Negotiations were to continue Friday. State Revenue Secretary Daniel Meuser told The Associated Press on Thursday night that Camelot Global Services wants assurances that it will not be penalized if state employees' opposition prevents it from achieving its profit projections.
"Profit and loss is a serious concern," Meuser said. "They need a reasonable level of confidence that their proposal will be abided by. ... When they're facing a lot of unjustified flak, I'm sure it gives them pause."
Meuser and other administration officials remain supportive of Camelot's bid and are working toward reaching a "notice of award," a declaration of an intention to execute a final contract. If Corbett accepts the bid, Pennsylvania would become the third state, after Illinois and Indiana, to privatize its state lottery management.
The union representing state lottery employees, Council 13 of the American Federation of State, County and Municipal Employees, is suing to block an agreement with Camelot and also has filed a grievance and an unfair labor practice charge. The lawsuit challenges the governor's authority to award the contract to a private company and expand the scope of lottery gambling that is contemplated by Camelot.
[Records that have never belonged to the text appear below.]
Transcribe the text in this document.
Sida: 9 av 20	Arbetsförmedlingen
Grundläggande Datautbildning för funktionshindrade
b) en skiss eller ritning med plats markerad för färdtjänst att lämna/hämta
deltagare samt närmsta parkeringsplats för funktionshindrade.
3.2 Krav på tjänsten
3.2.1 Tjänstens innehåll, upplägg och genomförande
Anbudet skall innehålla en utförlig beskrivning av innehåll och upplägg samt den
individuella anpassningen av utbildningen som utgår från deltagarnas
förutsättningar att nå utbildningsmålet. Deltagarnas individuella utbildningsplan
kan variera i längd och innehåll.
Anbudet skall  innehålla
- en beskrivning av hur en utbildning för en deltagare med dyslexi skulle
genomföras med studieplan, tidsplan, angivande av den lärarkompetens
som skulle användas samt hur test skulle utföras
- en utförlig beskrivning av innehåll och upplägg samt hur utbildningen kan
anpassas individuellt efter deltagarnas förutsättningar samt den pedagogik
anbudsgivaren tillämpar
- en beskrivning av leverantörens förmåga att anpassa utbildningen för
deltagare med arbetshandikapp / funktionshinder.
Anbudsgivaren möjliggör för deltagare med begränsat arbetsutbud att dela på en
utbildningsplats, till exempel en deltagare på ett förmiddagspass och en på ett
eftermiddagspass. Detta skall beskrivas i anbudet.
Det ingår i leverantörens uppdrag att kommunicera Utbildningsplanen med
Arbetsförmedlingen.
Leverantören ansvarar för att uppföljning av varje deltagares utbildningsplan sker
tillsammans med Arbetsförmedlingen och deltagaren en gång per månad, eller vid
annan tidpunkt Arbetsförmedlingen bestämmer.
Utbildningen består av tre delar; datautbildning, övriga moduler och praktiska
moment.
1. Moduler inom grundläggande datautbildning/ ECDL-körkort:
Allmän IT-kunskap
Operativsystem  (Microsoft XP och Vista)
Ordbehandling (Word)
In addition, Democratic lawmakers, state Treasurer Rob McCord, state Auditor General Jack Wagner and even some Republican lawmakers have raised questions about the deal.
On Monday, Meuser, Camelot executives and representatives of AFSCME and the AARP are expected to testify before the Senate Finance Committee.
Without an agreement before Monday, Camelot and Corbett administration officials may be unwilling to answer certain questions from senators.
For instance, the business plan Camelot submitted to the Corbett administration remains confidential. McCord and AFSCME contends that Camelot would increase lottery profits largely by an expansion of lottery gambling that they contend is not currently allowed by state law.
Meuser reiterated that the administration is pursuing an agreement with Camelot in an effort to ensure that the lottery produces the rising profits necessary to satisfy growing demand for state services for the elderly.
"After months and months of analysis only focused on what is best for the commonwealth, the team that the governor assembled ... feels that there's fact and there's fiction and if the facts are known, it's a proposal that is worth the very, very serious consideration that it's being given," Meuser said.
The 41-year-old Pennsylvania Lottery is one of the nation's largest. It recorded $3.5 billion in sales for the year that ended June 30 and contributed more than $1 billion in profits that went to benefit programs for the elderly, including transit, rent and property tax rebates, prescription drug assistance, senior centers and long-term care services.